L’innalzamento dell’Iva potrebbe pesare, manco a dirlo, proprio sulle famiglie meno abbienti. E Stefano Fassina promette che il congelamento dell’Imu implicherà un inevitabile aumento dal 21 al 22% dell’ Iva.

Stefano Fassina del Pd era stato chiaro, sin troppo. Ha spiegato ai microfoni che il congelamento dell’Imu imposto dal Pdl comporterà, inevitabilmente, l’innalzamento dell’ Iva dal 21 al 22% viste le risorse dedicate a congelare la prima rata Imu.Secondo la Cgia di Mestre, in termini assoluti, se ci sarà l’aumento dell’Iva, saranno i percettori di redditi elevati a subire l’aggravio di imposta più pesante. Confrontando però l’incidenza percentuale sullo stipendio netto annuo di un capo famiglia, ecco che la situazione cambia completamente e l’aumento Iva finirebbe per pesare maggiormente proprio sulle retribuzioni più basse. L’ Ufficio Studi dell’Associazione veneta degli artigiani sottolinea poi che “a parità di reddito i nuclei famigliari più numerosi subiranno gli aggravi maggiori“. Insomma il peso delle tasse rischia di cadere proprio sulle famiglie più in difficoltà.
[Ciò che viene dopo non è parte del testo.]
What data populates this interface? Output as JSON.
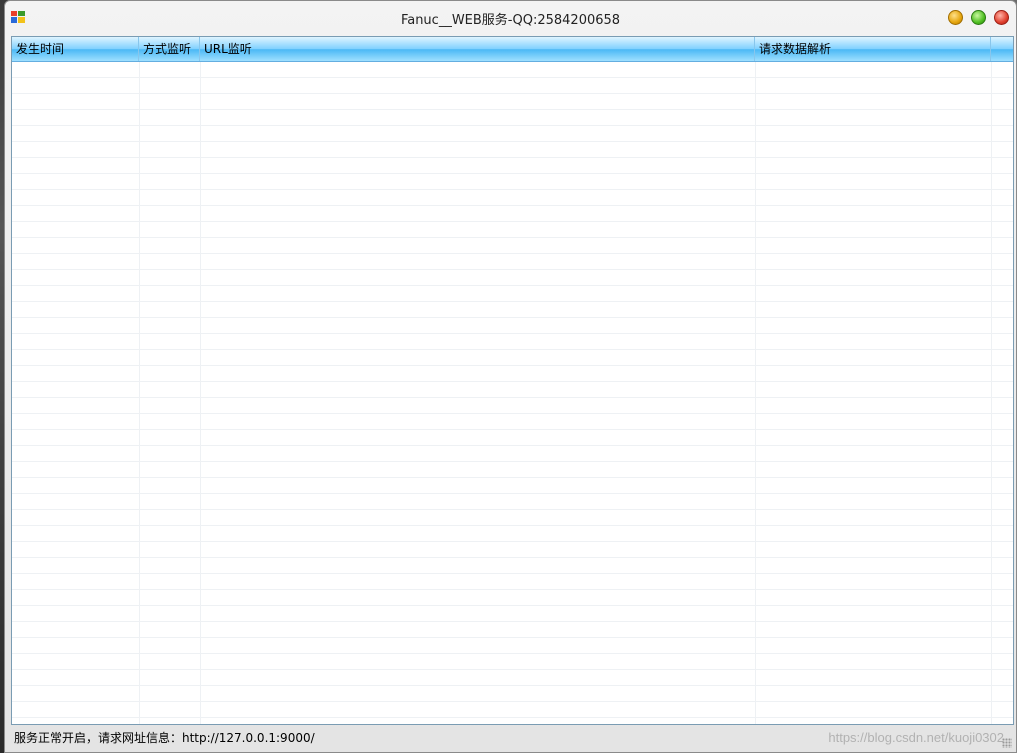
{
  "window": {
    "title": "Fanuc__WEB服务-QQ:2584200658"
  },
  "listview": {
    "columns": [
      {
        "label": "发生时间"
      },
      {
        "label": "方式监听"
      },
      {
        "label": "URL监听"
      },
      {
        "label": "请求数据解析"
      }
    ],
    "rows": []
  },
  "statusbar": {
    "text": "服务正常开启，请求网址信息：http://127.0.0.1:9000/"
  },
  "watermark": {
    "text": "https://blog.csdn.net/kuoji0302"
  },
  "icons": {
    "app": "windows-app-icon",
    "minimize": "minimize-icon",
    "maximize": "maximize-icon",
    "close": "close-icon"
  }
}
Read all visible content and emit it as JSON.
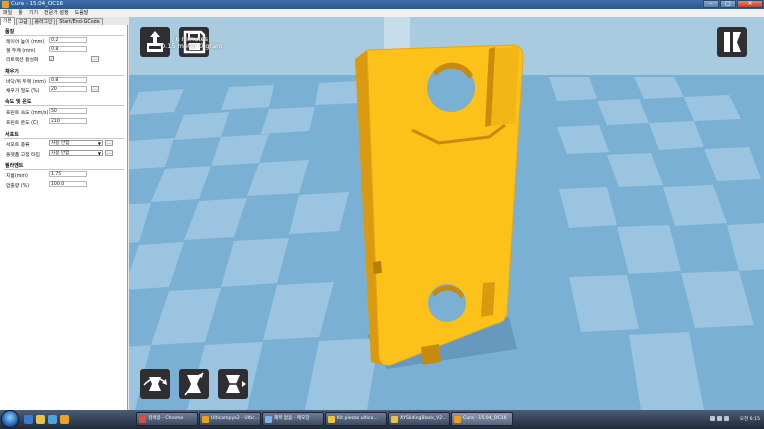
{
  "window": {
    "title": "Cura - 15.04_OC16"
  },
  "window_controls": {
    "minimize": "–",
    "maximize": "□",
    "close": "✕"
  },
  "menu": [
    "파일",
    "툴",
    "기기",
    "전문가 설정",
    "도움말"
  ],
  "tabs": [
    "기본",
    "고급",
    "플러그인",
    "Start/End-GCode"
  ],
  "panel": {
    "quality": {
      "title": "품질",
      "layer_height": {
        "label": "레이어 높이 (mm)",
        "value": "0.2"
      },
      "shell": {
        "label": "쉘 두께 (mm)",
        "value": "0.8"
      },
      "retraction": {
        "label": "리트랙션 활성화",
        "checked": "✓"
      }
    },
    "fill": {
      "title": "채우기",
      "bottom_top": {
        "label": "바닥/위 두께 (mm)",
        "value": "0.8"
      },
      "density": {
        "label": "채우기 밀도 (%)",
        "value": "20"
      }
    },
    "speed": {
      "title": "속도 및 온도",
      "print_speed": {
        "label": "프린트 속도 (mm/s)",
        "value": "50"
      },
      "print_temp": {
        "label": "프린트 온도 (C)",
        "value": "210"
      }
    },
    "support": {
      "title": "서포트",
      "support_type": {
        "label": "서포트 종류",
        "value": "사용 안함"
      },
      "adhesion": {
        "label": "플랫폼 고정 타입",
        "value": "사용 안함"
      }
    },
    "filament": {
      "title": "필라멘트",
      "diameter": {
        "label": "지름(mm)",
        "value": "1.75"
      },
      "flow": {
        "label": "압출량 (%)",
        "value": "100.0"
      }
    },
    "dots": "..."
  },
  "viewport": {
    "print_time": "6 minutes",
    "print_usage": "0.15 meter 0 gram",
    "model_color": "#fdc21a",
    "background_color": "#7ab0d4"
  },
  "taskbar": {
    "tasks": [
      "검색용 - Chrome",
      "Ulticampyx2 - Ultic...",
      "제목 없음 - 메모장",
      "Kit piezas ultica...",
      "XYSlidingBlock_V2...",
      "Cura - 15.04_OC16"
    ],
    "clock": "오전 6:15"
  }
}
Nel 2012 la propensione al risparmio delle famiglie italiane è scesa ai minimi storici, e dal primo ottobre l’aliquota ordinaria potrebbe salire dal 21 al 22%, facendo così subire una ulteriore contrazione dei consumi che peggiorerà ulteriormente il quadro economico generale. L’incremento Iva potrebbe valere qualcosa come 4,2 miliardi di euro all’anno. A seguito dell’aumento dell’aliquota Iva al 22%,  La Cgia ha ipotizzato  una propensione al risparmio nulla per la prima fascia di reddito, pari al 2,05% per il reddito annuo da 20.000 euro, del 4,1% per quella da 25.000 euro e dell’ 8,2% per le rimanenti fasce di reddito. Anche per quanto riguarda i single, l’incidenza dell’aumento dell’Iva graverà maggiormente per le fasce meno abbienti.Emerge infine  un altro risultato molto intuitivo: a parità di reddito, più aumenta il numero dei componenti di una famiglia, più si fa sentire il peso dell’aumento dell’Iva. Ancora una volta il governo a parole cerca di soddisfare il senso comune, ma nella pratica cerca di scaricare sempre di più il peso della crisi su chi ha meno, a vantaggio di chi ha di più.